Discharged from service in 1945, Dick wanted to try something else. He had a short stint in advertising, however found it wasn’t a good match at all. Instead, he started working with the lip-synching act “Merry Mutes.”
During the same time, he decided to move to California, though things weren’t great in the beginning. Van Dyke had huge problems both financially and professionally, but in hindsight, maybe that was a good thing?
Dick Van Dyke – acting career
For years, Van Dyke struggled. He and his first wife, Margie, married on a radio show called Bride and Groom in 1948, in part because the program paid for the ceremony and gave them a free honeymoon.
In the late 1940s and early ’50s, Van Dyke worked in radio and television in Atlanta and New Orleans.
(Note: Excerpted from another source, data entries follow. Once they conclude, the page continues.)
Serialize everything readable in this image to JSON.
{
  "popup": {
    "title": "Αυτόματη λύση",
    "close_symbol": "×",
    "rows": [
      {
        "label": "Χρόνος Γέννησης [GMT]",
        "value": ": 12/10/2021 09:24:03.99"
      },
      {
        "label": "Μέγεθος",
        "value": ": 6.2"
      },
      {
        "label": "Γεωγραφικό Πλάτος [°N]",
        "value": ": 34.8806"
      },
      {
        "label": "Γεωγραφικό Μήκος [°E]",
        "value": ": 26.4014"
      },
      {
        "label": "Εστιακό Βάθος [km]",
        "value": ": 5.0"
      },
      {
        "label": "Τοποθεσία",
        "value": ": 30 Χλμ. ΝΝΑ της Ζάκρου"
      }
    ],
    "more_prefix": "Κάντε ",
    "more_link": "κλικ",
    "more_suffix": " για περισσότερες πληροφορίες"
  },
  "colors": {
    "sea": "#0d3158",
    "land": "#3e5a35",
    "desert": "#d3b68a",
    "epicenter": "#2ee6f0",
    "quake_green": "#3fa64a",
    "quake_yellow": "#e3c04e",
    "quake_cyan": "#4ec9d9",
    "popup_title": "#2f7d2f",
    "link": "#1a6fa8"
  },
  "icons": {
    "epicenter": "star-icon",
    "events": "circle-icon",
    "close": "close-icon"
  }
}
He then landed a seven-year contract with CBS in the early 1950s, but was let go after three years.
At the time, Van Dyke had already seen life on the road. Alongside his friend Phil Erickson, he formed a comedy act which toured the country for more than six years.
It was a tough life, but he learned a lot. And most importantly, this was where his family was formed.
“My road days weren’t over as soon as I thought,” Van Dyke recalled. “Our two sons, Christian and Barry, were born while on tour, and it’s a little nightmarish to recall the tough times when they had to sleep on mattresses in the back of the car when we jumped from job to job. Our two daughters, Stacey and Cathy, both born later, didn’t have to suffer these inconveniences, thank goodness.”
“I got off the road and took TV emcee work in Atlanta, then New Orleans, on local shows that led to a CBS network show that finally got me recognition in New York.”
The Dick Van Dyke Show
New York was the place to be for Dick Van Dyke and his family. Starring in his first Broadway show Girls Against the Boys, he was recognized and praised as his acting and singing skills had improved plenty. However, it was his second show, Bye, Bye Birdie, which took him to a different level.
Comedian and producer Carl Reiner had written a brand new show in the late 1950s. He was supposed to be the star – but as soon as he saw Dick Van Dyke, he decided to change things, even going so far as to put himself out of work.
“I fired myself and made him the star of the series,” Reiner said. “It only took me five minutes to see that Dick was a real pro and, for one so young, the versatility of his talent was unbelievable.”
The Dick Van Dyke Show became an instant success, with Van Dyke growing into a star. The sitcom comedy was spot-on, with the show airing for a total of 158 half-hour episodes spanning over five seasons.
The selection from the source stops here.